Vaste département voisin de Brazzaville, le Pool est le théâtre de violences depuis avril 2016.

Le pouvoir accuse Frédéric Bintsamou alias pasteur Ntumi, ancien chef rebelle local rallié à M. Sassou Nguesso mais ayant soutenu un de ses concurrents lors de la présidentielle de mars, d'avoir repris les armes et d'y faire régner la terreur.

De leur côté, plusieurs ONG de défense des droits de l'homme accusent Brazzaville d'avoir déployé des moyens militaires totalement disproportionnés pour mater la province, d'où il est extrêmement difficile d'obtenir des informations indépendantes.

Vendredi, les Nations unies se sont inquiétées du sort de 13.000 personnes déplacées par ces violences, craignant qu'elles "n'aient bientôt pas assez à manger".

"Cette situation doit cesser", a déclaré M. Bowao.

A l'occasion de la présidentielle de mars, l'IDC-FROCAD avait constitué une alliance de quatre candidats contre M. Sassou Nguesso à laquelle s'était rallié le général Jean-Marie Michel Mokoko, arrivé troisième selon les résultats officiels, et détenu depuis juin pour "atteinte à la sûreté intérieure de l'État et détention illégale d'armes et munitions de guerre".

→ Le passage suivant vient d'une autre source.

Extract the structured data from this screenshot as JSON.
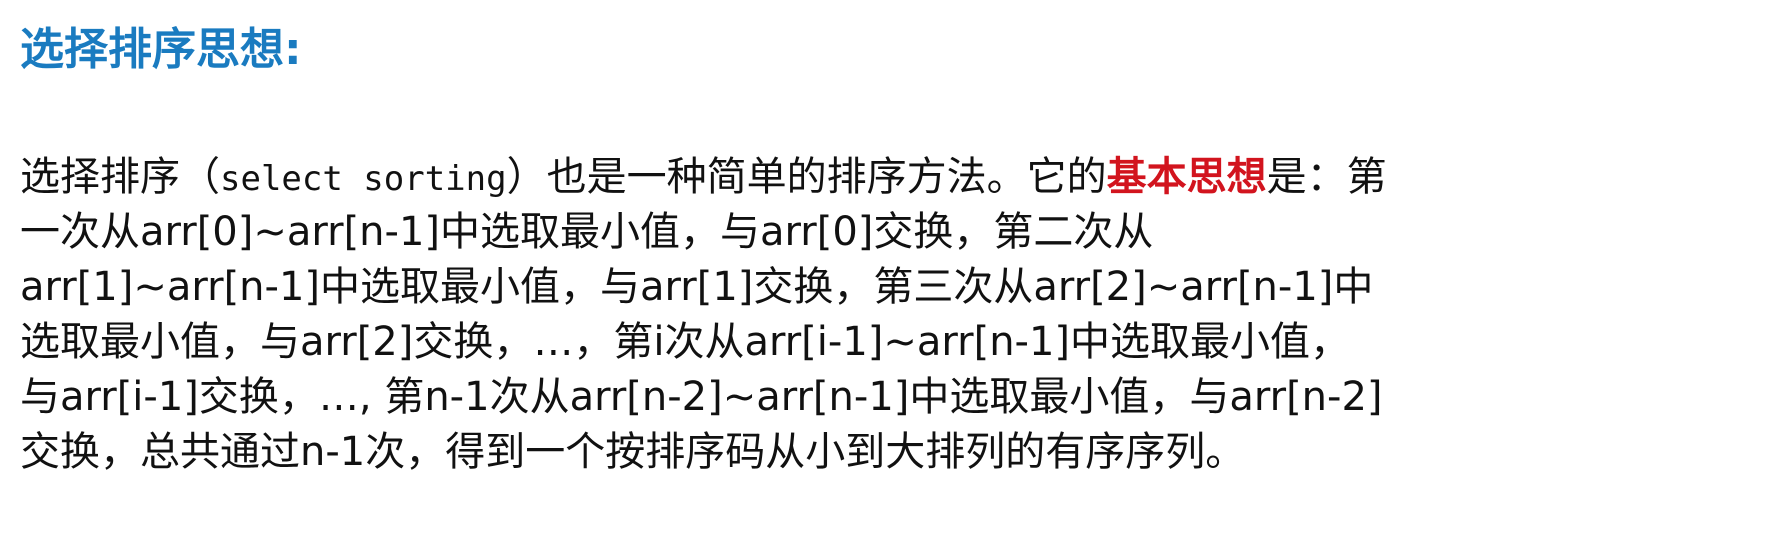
{
  "heading": {
    "text": "选择排序思想:",
    "color": "#1a7bc0"
  },
  "highlight_color": "#d2141e",
  "text_color": "#111111",
  "lines": [
    [
      {
        "text": "选择排序（"
      },
      {
        "text": "select sorting",
        "mono": true
      },
      {
        "text": "）也是一种简单的排序方法。它的"
      },
      {
        "text": "基本思想",
        "highlight": true
      },
      {
        "text": "是：第"
      }
    ],
    [
      {
        "text": "一次从arr[0]~arr[n-1]中选取最小值，与arr[0]交换，第二次从"
      }
    ],
    [
      {
        "text": "arr[1]~arr[n-1]中选取最小值，与arr[1]交换，第三次从arr[2]~arr[n-1]中"
      }
    ],
    [
      {
        "text": "选取最小值，与arr[2]交换，…，第i次从arr[i-1]~arr[n-1]中选取最小值，"
      }
    ],
    [
      {
        "text": "与arr[i-1]交换，…, 第n-1次从arr[n-2]~arr[n-1]中选取最小值，与arr[n-2]"
      }
    ],
    [
      {
        "text": "交换，总共通过n-1次，得到一个按排序码从小到大排列的有序序列。"
      }
    ]
  ]
}
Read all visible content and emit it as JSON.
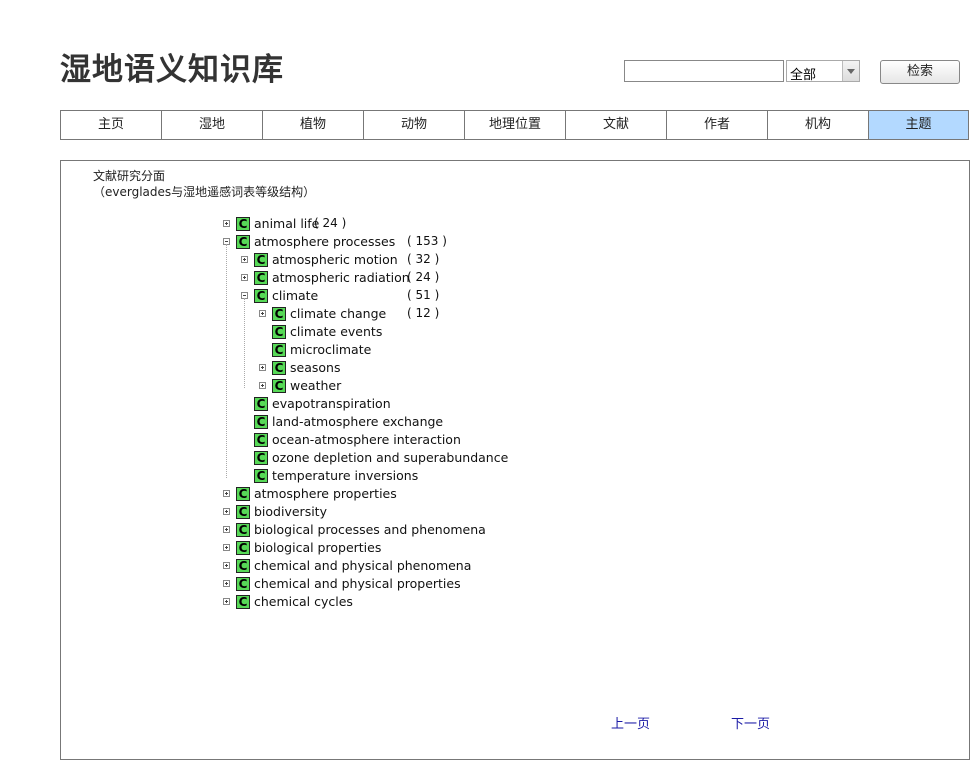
{
  "header": {
    "title": "湿地语义知识库"
  },
  "search": {
    "value": "",
    "scope": "全部",
    "button": "检索"
  },
  "nav": [
    {
      "label": "主页",
      "active": false
    },
    {
      "label": "湿地",
      "active": false
    },
    {
      "label": "植物",
      "active": false
    },
    {
      "label": "动物",
      "active": false
    },
    {
      "label": "地理位置",
      "active": false
    },
    {
      "label": "文献",
      "active": false
    },
    {
      "label": "作者",
      "active": false
    },
    {
      "label": "机构",
      "active": false
    },
    {
      "label": "主题",
      "active": true
    }
  ],
  "section": {
    "title": "文献研究分面",
    "subtitle": "（everglades与湿地遥感词表等级结构）"
  },
  "tree": [
    {
      "label": "animal life",
      "count": "( 24 )",
      "toggle": "plus",
      "depth": 0
    },
    {
      "label": "atmosphere processes",
      "count": "( 153 )",
      "toggle": "minus",
      "depth": 0
    },
    {
      "label": "atmospheric motion",
      "count": "( 32 )",
      "toggle": "plus",
      "depth": 1
    },
    {
      "label": "atmospheric radiation",
      "count": "( 24 )",
      "toggle": "plus",
      "depth": 1
    },
    {
      "label": "climate",
      "count": "( 51 )",
      "toggle": "minus",
      "depth": 1
    },
    {
      "label": "climate change",
      "count": "( 12 )",
      "toggle": "plus",
      "depth": 2
    },
    {
      "label": "climate events",
      "count": "",
      "toggle": "none",
      "depth": 2
    },
    {
      "label": "microclimate",
      "count": "",
      "toggle": "none",
      "depth": 2
    },
    {
      "label": "seasons",
      "count": "",
      "toggle": "plus",
      "depth": 2
    },
    {
      "label": "weather",
      "count": "",
      "toggle": "plus",
      "depth": 2
    },
    {
      "label": "evapotranspiration",
      "count": "",
      "toggle": "none",
      "depth": 1
    },
    {
      "label": "land-atmosphere exchange",
      "count": "",
      "toggle": "none",
      "depth": 1
    },
    {
      "label": "ocean-atmosphere interaction",
      "count": "",
      "toggle": "none",
      "depth": 1
    },
    {
      "label": "ozone depletion and superabundance",
      "count": "",
      "toggle": "none",
      "depth": 1
    },
    {
      "label": "temperature inversions",
      "count": "",
      "toggle": "none",
      "depth": 1
    },
    {
      "label": "atmosphere properties",
      "count": "",
      "toggle": "plus",
      "depth": 0
    },
    {
      "label": "biodiversity",
      "count": "",
      "toggle": "plus",
      "depth": 0
    },
    {
      "label": "biological processes and phenomena",
      "count": "",
      "toggle": "plus",
      "depth": 0
    },
    {
      "label": "biological properties",
      "count": "",
      "toggle": "plus",
      "depth": 0
    },
    {
      "label": "chemical and physical phenomena",
      "count": "",
      "toggle": "plus",
      "depth": 0
    },
    {
      "label": "chemical and physical properties",
      "count": "",
      "toggle": "plus",
      "depth": 0
    },
    {
      "label": "chemical cycles",
      "count": "",
      "toggle": "plus",
      "depth": 0
    }
  ],
  "tree_icon_letter": "C",
  "pager": {
    "prev": "上一页",
    "next": "下一页"
  }
}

Mais M. Sassou Nguesso, qui cumule plus de 32 ans à la tête du Congo, a été réélu dès le premier tour selon les résultats officiels rejetés par la coalition de ses opposants.

En novembre, Guy-Brice Parfait Kolélas, arrivé deuxième à la présidentielle selon les résultats officiels, et Pascal Tsaty Mabiala ont annoncé avoir quitté la plateforme IDC-FROCAD.

MM. Kolélas et Tsaty Mabiala ont fini par prendre acte de la victoire de M. Sassou Nguesso et leurs partis devraient participer aux législatives censées avoir lieu en 2017.